Çekişmeli boşanma davası, anlaşmalı boşanma davası dışında kalan her türlü boşanma sebebine dayanarak açılan davalardır. Eşler arasında boşanma ve nafaka, tazminat, mal paylaşımı gibi boşanmanın feri sonuçları bakımından bir anlaşma bulunmadığı için çekişmeli dava olarak isimlendirilmektedir. Çekişmeli boşanma davası Türk Medeni Kanunu’n 166. Maddesinde 3.fıkrası hariç olacak şekilde düzenlenmiştir. Çekişmeli boşanma davası genel boşanma sebeplerine ve özel boşanma sebeplerine dayanarak açılır.
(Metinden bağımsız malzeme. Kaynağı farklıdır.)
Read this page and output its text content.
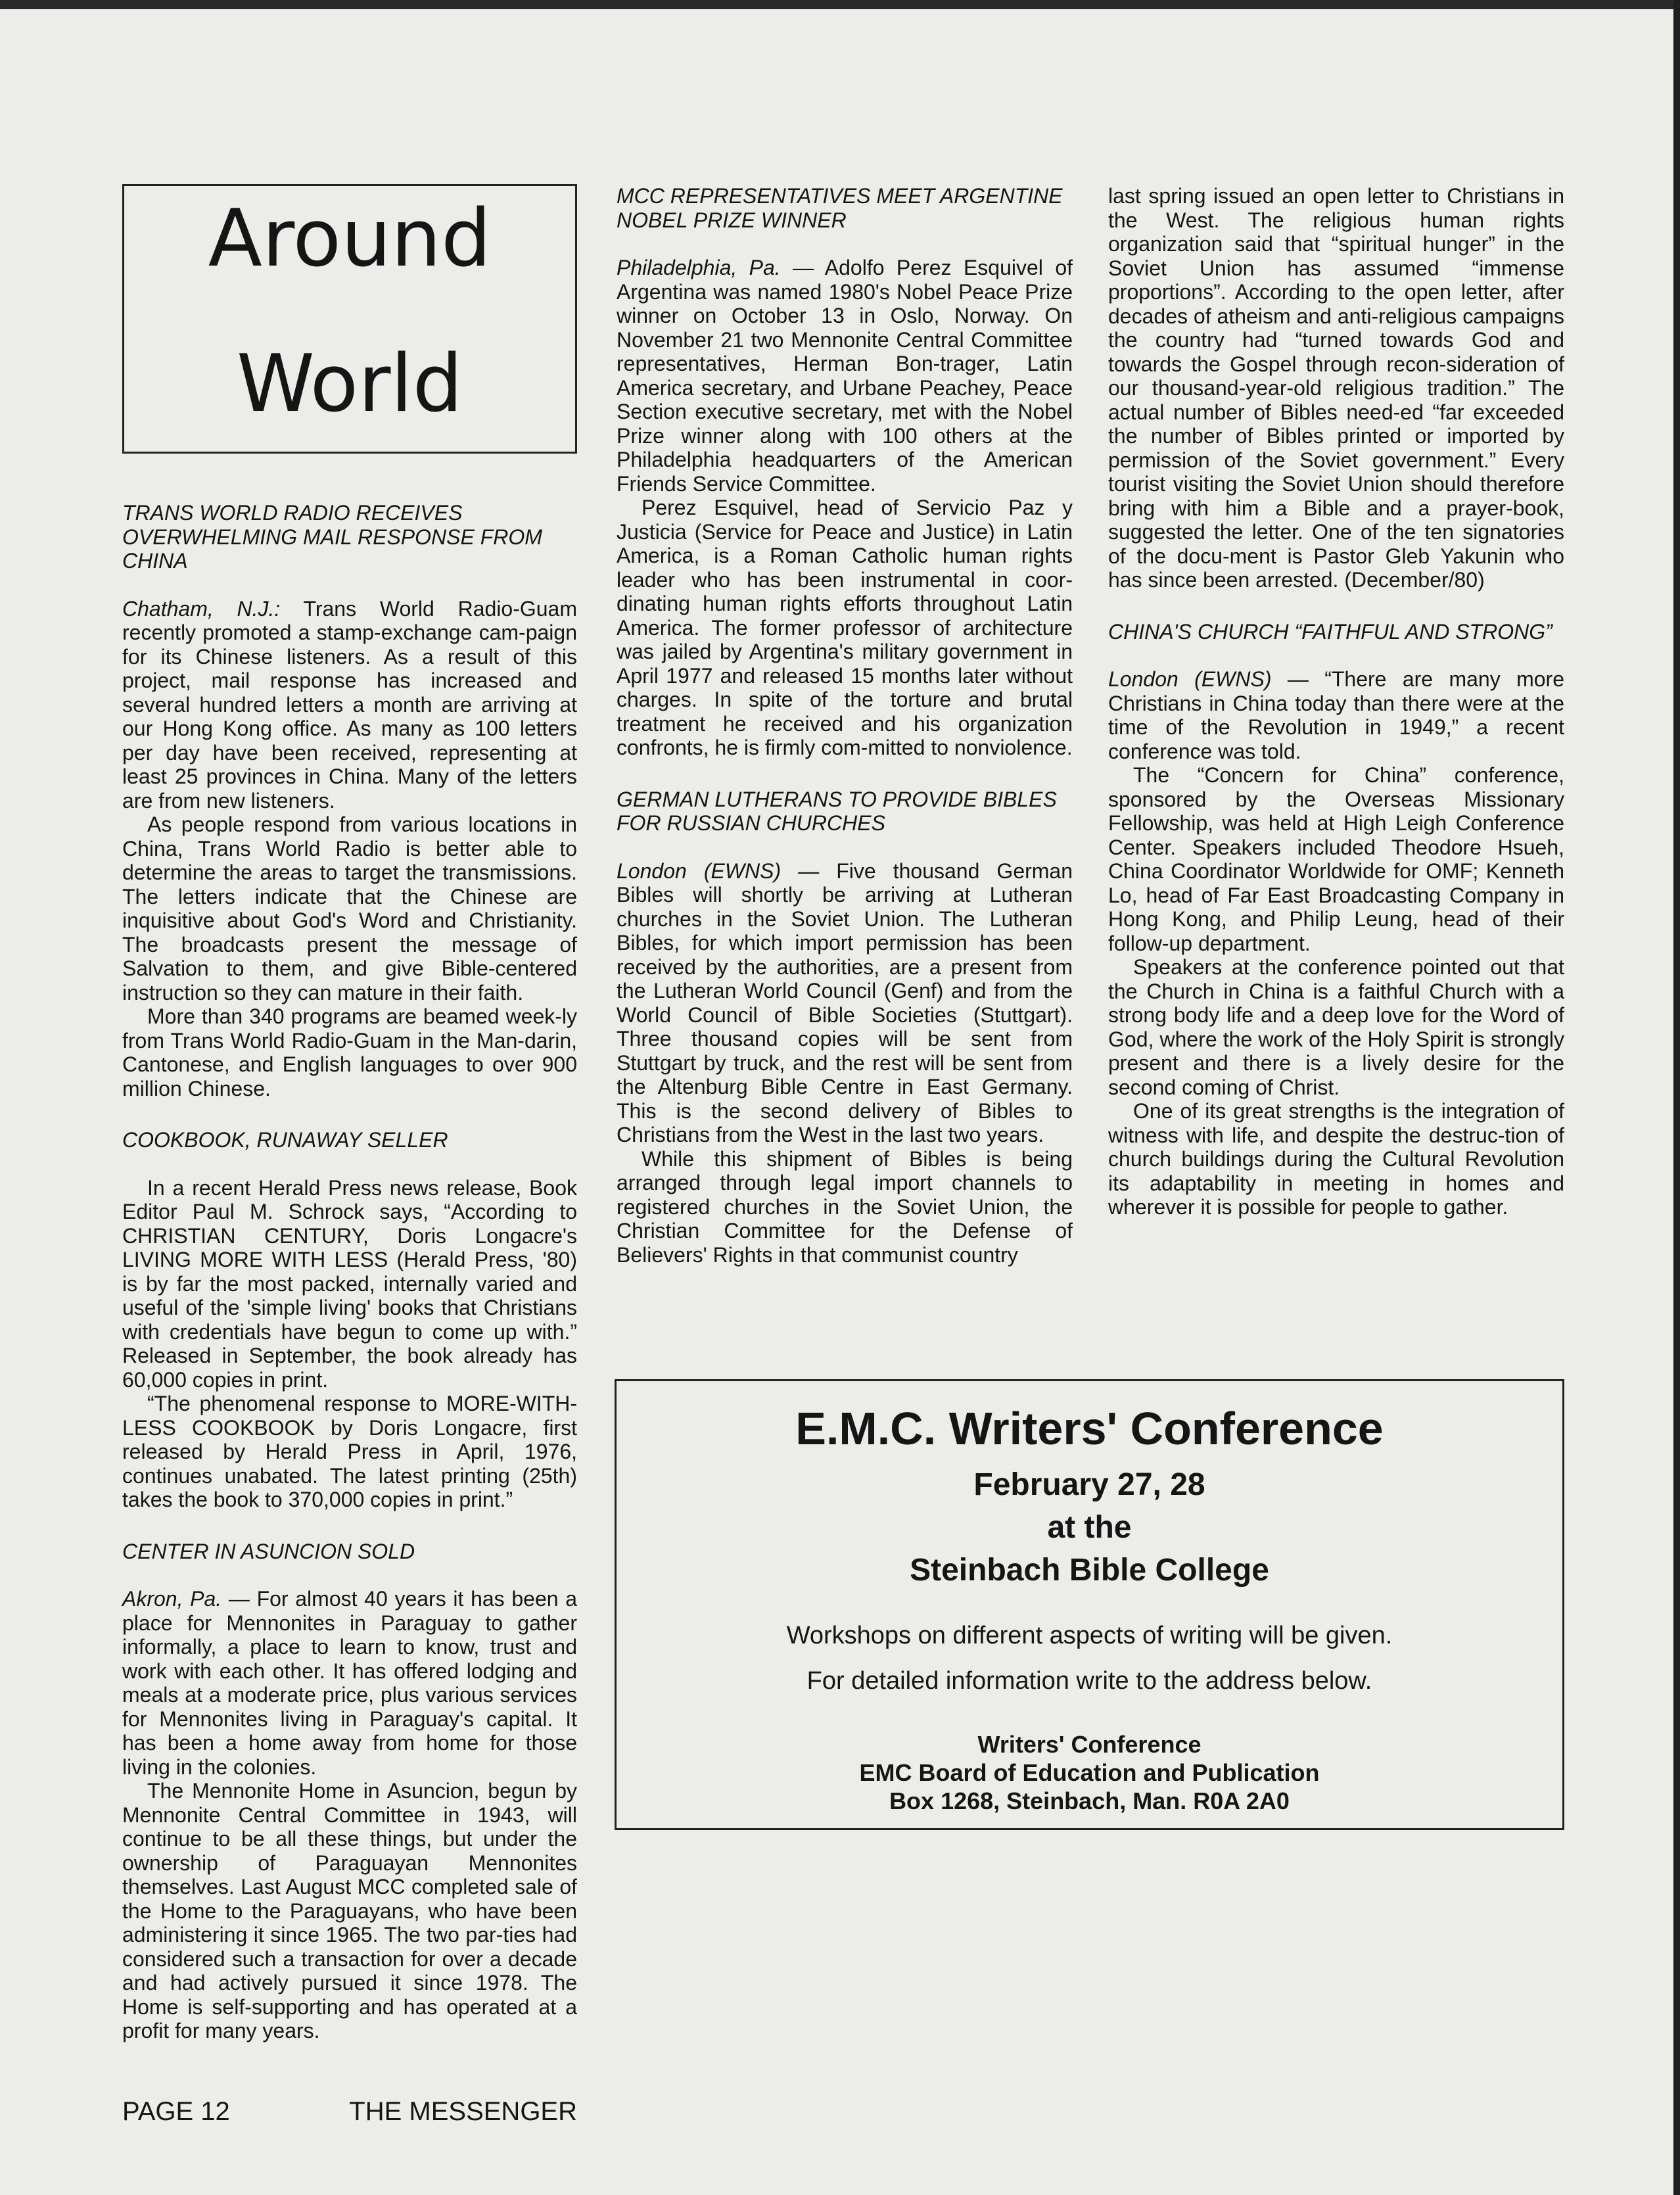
Around
World
TRANS WORLD RADIO RECEIVES OVERWHELMING MAIL RESPONSE FROM CHINA

Chatham, N.J.: Trans World Radio-Guam recently promoted a stamp-exchange cam-paign for its Chinese listeners. As a result of this project, mail response has increased and several hundred letters a month are arriving at our Hong Kong office. As many as 100 letters per day have been received, representing at least 25 provinces in China. Many of the letters are from new listeners.

As people respond from various locations in China, Trans World Radio is better able to determine the areas to target the transmissions. The letters indicate that the Chinese are inquisitive about God's Word and Christianity. The broadcasts present the message of Salvation to them, and give Bible-centered instruction so they can mature in their faith.

More than 340 programs are beamed week-ly from Trans World Radio-Guam in the Man-darin, Cantonese, and English languages to over 900 million Chinese.

COOKBOOK, RUNAWAY SELLER

In a recent Herald Press news release, Book Editor Paul M. Schrock says, “According to CHRISTIAN CENTURY, Doris Longacre's LIVING MORE WITH LESS (Herald Press, '80) is by far the most packed, internally varied and useful of the 'simple living' books that Christians with credentials have begun to come up with.” Released in September, the book already has 60,000 copies in print.

“The phenomenal response to MORE-WITH-LESS COOKBOOK by Doris Longacre, first released by Herald Press in April, 1976, continues unabated. The latest printing (25th) takes the book to 370,000 copies in print.”

CENTER IN ASUNCION SOLD

Akron, Pa. — For almost 40 years it has been a place for Mennonites in Paraguay to gather informally, a place to learn to know, trust and work with each other. It has offered lodging and meals at a moderate price, plus various services for Mennonites living in Paraguay's capital. It has been a home away from home for those living in the colonies.

The Mennonite Home in Asuncion, begun by Mennonite Central Committee in 1943, will continue to be all these things, but under the ownership of Paraguayan Mennonites themselves. Last August MCC completed sale of the Home to the Paraguayans, who have been administering it since 1965. The two par-ties had considered such a transaction for over a decade and had actively pursued it since 1978. The Home is self-supporting and has operated at a profit for many years.

MCC REPRESENTATIVES MEET ARGENTINE NOBEL PRIZE WINNER

Philadelphia, Pa. — Adolfo Perez Esquivel of Argentina was named 1980's Nobel Peace Prize winner on October 13 in Oslo, Norway. On November 21 two Mennonite Central Committee representatives, Herman Bon-trager, Latin America secretary, and Urbane Peachey, Peace Section executive secretary, met with the Nobel Prize winner along with 100 others at the Philadelphia headquarters of the American Friends Service Committee.

Perez Esquivel, head of Servicio Paz y Justicia (Service for Peace and Justice) in Latin America, is a Roman Catholic human rights leader who has been instrumental in coor-dinating human rights efforts throughout Latin America. The former professor of architecture was jailed by Argentina's military government in April 1977 and released 15 months later without charges. In spite of the torture and brutal treatment he received and his organization confronts, he is firmly com-mitted to nonviolence.

GERMAN LUTHERANS TO PROVIDE BIBLES FOR RUSSIAN CHURCHES

London (EWNS) — Five thousand German Bibles will shortly be arriving at Lutheran churches in the Soviet Union. The Lutheran Bibles, for which import permission has been received by the authorities, are a present from the Lutheran World Council (Genf) and from the World Council of Bible Societies (Stuttgart). Three thousand copies will be sent from Stuttgart by truck, and the rest will be sent from the Altenburg Bible Centre in East Germany. This is the second delivery of Bibles to Christians from the West in the last two years.

While this shipment of Bibles is being arranged through legal import channels to registered churches in the Soviet Union, the Christian Committee for the Defense of Believers' Rights in that communist country

last spring issued an open letter to Christians in the West. The religious human rights organization said that “spiritual hunger” in the Soviet Union has assumed “immense proportions”. According to the open letter, after decades of atheism and anti-religious campaigns the country had “turned towards God and towards the Gospel through recon-sideration of our thousand-year-old religious tradition.” The actual number of Bibles need-ed “far exceeded the number of Bibles printed or imported by permission of the Soviet government.” Every tourist visiting the Soviet Union should therefore bring with him a Bible and a prayer-book, suggested the letter. One of the ten signatories of the docu-ment is Pastor Gleb Yakunin who has since been arrested. (December/80)

CHINA'S CHURCH “FAITHFUL AND STRONG”

London (EWNS) — “There are many more Christians in China today than there were at the time of the Revolution in 1949,” a recent conference was told.

The “Concern for China” conference, sponsored by the Overseas Missionary Fellowship, was held at High Leigh Conference Center. Speakers included Theodore Hsueh, China Coordinator Worldwide for OMF; Kenneth Lo, head of Far East Broadcasting Company in Hong Kong, and Philip Leung, head of their follow-up department.

Speakers at the conference pointed out that the Church in China is a faithful Church with a strong body life and a deep love for the Word of God, where the work of the Holy Spirit is strongly present and there is a lively desire for the second coming of Christ.

One of its great strengths is the integration of witness with life, and despite the destruc-tion of church buildings during the Cultural Revolution its adaptability in meeting in homes and wherever it is possible for people to gather.

E.M.C. Writers' Conference
February 27, 28
at the
Steinbach Bible College
Workshops on different aspects of writing will be given.
For detailed information write to the address below.
Writers' Conference
EMC Board of Education and Publication
Box 1268, Steinbach, Man. R0A 2A0
PAGE 12	THE MESSENGER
Genel Boşanma nedenleri evlilik birliğinin temelden sarsılması olarak genel bir ifadeyle düzenlenmiş iken özel boşanma sebepleri kanunda sınırlı sayıda olacak şekilde düzenlenmiştir. Bu makalede genel boşanma sebepleri üzerinde inceleme yapılacaktır.

Evlilik Birliğinin Temelden Sarsılması

Türk Medeni Kanunu’n 166. Maddesinin ilk iki fıkrasında yer alan boşanma sebepleri evlilik birliğinin temelden sarsılmasına dayanmaktadır. İlgili düzenleme şu şekildedir:

TMK M.166

1)Evlilik birliği, ortak hayatı sürdürmeleri kendilerinden beklenmeyecek derecede temelinden sarsılmış olursa, eşlerden her biri boşanma davası açabilir.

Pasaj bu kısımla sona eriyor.